Here’s how it works…
Steel is malleable so, as you sharpen one side, some material ends up hanging on to the apex (the very edge of the blade) and it folds over to the other side a bit. That is referred to as a “burr” or “wire”. This will happen f you sharpened it right up to the apex and you want it to happen all the way down the knife edge. Then you sharpen the opposite side and the burr bends back over to the other side. If you have sharpened the edge to a burr, you’re about to get the blade really sharp.
The burr is an indicator that you have not left a microscopically flat surface at the edge (a bald spot). It means that you have sharpened the blade all the way up to the edge leaving a nice sharp angle. However, as long as the burr is there, the knife won’t be as sharp as it could be. The burr must be removed to expose the apex of the blade (the part that really cuts) for maximum sharpness.
Here’s what a burr looks like at 60x magnification. The picture on the left is a very even burr and the picture on the right is an example of the burr separating as a wire. Both of these pictures were taken at different sections of the same blade after sharpening with a 400 grit water stone.
Evenly distributed burr at 60x mag
Uneven burr at 60x mag
Now see what the blade looks like after stropping. Both pictures are of the same blade as before. The picture on the left is the same as above (400 grit stone) except it has been stropped. The burr is gone and the blade is perfectly usable in the kitchen.
The picture on the right shows the blade after having been sharpened with 1000 grit stone and then stropping. I regularly take good knives up to a 3000 grit stone and then strop to get a nice polished apex.
Sharpened with 400 grit stone and then stropped. No burr after stropping. 60x mag.
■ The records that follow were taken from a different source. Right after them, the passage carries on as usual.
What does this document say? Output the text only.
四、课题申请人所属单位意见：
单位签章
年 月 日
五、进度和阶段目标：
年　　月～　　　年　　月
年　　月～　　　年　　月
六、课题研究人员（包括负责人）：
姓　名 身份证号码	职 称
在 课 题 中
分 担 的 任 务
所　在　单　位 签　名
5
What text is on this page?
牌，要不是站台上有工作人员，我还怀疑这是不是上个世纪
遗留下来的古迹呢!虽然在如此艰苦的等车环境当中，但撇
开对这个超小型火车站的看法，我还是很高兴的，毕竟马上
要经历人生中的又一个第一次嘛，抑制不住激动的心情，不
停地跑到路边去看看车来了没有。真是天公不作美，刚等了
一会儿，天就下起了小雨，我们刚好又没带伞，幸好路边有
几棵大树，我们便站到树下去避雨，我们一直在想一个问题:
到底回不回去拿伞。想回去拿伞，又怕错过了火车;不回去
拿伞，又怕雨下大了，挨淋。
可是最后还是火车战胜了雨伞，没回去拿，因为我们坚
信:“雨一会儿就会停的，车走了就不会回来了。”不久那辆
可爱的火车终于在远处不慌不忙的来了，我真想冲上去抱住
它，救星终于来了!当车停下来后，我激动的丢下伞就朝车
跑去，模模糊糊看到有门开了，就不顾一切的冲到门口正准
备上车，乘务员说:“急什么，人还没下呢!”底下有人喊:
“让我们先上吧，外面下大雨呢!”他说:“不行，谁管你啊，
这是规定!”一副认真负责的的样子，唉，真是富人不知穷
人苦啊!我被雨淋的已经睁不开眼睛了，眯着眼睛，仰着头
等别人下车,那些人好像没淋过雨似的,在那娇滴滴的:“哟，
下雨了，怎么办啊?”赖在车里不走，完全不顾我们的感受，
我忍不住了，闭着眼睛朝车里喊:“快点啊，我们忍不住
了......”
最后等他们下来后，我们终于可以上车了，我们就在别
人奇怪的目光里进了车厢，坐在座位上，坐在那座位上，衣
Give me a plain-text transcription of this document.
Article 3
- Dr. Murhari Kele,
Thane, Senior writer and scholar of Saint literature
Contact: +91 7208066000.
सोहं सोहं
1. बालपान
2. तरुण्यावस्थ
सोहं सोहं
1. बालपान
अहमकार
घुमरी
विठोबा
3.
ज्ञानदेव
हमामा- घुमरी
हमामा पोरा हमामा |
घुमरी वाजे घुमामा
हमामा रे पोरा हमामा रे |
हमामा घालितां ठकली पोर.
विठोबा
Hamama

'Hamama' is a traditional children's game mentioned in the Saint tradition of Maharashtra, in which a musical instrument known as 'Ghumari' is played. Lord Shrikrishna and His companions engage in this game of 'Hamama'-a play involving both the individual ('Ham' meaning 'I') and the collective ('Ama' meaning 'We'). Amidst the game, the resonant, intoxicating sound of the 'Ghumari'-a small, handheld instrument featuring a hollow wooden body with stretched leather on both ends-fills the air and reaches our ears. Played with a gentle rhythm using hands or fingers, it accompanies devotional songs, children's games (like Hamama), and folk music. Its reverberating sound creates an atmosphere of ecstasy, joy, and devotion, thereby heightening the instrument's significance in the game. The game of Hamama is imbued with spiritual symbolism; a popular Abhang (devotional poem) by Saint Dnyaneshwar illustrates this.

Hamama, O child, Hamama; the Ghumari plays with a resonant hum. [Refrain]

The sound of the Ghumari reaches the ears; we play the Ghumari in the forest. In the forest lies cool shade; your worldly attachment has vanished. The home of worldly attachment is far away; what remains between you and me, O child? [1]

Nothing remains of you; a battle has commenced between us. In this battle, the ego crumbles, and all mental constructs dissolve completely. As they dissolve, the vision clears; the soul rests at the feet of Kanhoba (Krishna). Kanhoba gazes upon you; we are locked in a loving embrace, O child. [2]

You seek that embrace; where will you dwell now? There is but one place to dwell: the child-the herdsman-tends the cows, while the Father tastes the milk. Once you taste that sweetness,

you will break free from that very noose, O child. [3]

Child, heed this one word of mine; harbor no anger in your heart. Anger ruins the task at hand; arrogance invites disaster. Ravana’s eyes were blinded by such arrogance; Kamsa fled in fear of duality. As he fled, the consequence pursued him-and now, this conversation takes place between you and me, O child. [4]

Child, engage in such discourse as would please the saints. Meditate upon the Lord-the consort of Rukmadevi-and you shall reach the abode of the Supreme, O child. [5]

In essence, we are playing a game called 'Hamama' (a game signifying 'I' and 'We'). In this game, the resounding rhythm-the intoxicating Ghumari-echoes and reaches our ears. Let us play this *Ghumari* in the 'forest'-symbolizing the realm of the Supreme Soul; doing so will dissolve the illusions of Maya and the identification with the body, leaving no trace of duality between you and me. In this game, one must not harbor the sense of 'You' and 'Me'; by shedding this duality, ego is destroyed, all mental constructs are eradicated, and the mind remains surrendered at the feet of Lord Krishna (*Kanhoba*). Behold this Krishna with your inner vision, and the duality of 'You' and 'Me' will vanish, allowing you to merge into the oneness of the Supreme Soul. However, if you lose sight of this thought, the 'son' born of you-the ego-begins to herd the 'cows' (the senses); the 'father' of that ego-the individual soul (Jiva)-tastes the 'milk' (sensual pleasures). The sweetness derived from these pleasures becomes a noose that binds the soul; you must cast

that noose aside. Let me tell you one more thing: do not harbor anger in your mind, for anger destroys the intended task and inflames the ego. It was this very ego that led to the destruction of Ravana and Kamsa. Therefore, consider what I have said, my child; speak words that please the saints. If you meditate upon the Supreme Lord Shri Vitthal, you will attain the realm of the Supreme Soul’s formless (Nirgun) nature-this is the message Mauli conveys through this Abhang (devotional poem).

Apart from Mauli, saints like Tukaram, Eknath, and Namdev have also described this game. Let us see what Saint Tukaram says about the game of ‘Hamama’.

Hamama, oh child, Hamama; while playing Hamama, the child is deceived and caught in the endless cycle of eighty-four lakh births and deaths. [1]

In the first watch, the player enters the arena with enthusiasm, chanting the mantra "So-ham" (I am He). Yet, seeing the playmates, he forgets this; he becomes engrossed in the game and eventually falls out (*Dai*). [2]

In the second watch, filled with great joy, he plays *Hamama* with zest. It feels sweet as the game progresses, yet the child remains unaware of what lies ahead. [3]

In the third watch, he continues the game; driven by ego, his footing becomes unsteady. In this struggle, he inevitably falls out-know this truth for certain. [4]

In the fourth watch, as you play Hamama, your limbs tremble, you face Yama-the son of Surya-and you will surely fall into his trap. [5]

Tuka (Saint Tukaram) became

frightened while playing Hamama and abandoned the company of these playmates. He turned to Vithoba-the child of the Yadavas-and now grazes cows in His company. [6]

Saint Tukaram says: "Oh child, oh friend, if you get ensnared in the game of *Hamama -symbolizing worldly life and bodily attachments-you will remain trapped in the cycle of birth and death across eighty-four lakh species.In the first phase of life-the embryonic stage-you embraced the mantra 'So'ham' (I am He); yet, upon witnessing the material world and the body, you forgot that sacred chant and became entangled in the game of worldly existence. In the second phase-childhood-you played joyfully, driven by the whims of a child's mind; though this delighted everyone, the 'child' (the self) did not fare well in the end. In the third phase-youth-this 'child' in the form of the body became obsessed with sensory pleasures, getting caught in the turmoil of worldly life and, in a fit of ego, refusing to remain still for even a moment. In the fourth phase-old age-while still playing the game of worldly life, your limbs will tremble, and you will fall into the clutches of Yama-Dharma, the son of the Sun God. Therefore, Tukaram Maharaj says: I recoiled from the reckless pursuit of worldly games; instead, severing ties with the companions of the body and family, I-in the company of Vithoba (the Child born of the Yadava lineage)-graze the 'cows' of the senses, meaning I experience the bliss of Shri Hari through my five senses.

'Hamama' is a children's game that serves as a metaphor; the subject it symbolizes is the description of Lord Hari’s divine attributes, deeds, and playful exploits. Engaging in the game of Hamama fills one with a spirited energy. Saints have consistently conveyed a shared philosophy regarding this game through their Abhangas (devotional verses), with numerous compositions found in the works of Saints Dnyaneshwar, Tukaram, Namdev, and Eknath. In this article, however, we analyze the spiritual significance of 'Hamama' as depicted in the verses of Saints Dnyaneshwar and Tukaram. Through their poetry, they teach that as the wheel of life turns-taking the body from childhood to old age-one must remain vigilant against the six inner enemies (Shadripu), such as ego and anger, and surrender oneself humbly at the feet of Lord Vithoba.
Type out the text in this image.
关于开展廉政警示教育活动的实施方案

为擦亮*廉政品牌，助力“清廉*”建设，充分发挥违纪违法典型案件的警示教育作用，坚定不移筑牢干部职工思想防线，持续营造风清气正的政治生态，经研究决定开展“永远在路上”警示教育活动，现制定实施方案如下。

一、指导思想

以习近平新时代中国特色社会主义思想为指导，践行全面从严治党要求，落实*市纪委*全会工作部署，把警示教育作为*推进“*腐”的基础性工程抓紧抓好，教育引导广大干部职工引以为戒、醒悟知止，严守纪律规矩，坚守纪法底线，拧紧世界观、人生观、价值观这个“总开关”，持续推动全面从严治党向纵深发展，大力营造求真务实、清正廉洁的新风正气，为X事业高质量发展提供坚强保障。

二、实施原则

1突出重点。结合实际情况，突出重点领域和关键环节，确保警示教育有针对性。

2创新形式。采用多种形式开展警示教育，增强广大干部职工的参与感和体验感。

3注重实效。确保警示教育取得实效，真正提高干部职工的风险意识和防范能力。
Sharpened with 1,000 grit stone and then stropped. Edge is even cleaner. 60x mag.
You may ask, “why does this matter if they all cut fine?”
Or maybe, “can you tell the difference?”
Fair questions. I think you can tell the difference between sharpening at 400 & 1000. And sometimes you can tell whether the blade has been stropped or not when cutting things like tomatoes & bell peppers. But here are the main 2 reasons that I’ve taken the time to make this post.
- The knife sharpened with 1000+ grit stones and then stropped is far sharper.
It requires less effort to use and it’s going to remain sharp longer than one that has not stropped.
- I want you to know how much attention to detail I give when it comes to sharpening your knife. My objective is that you actually enjoy using your knife every time you cook.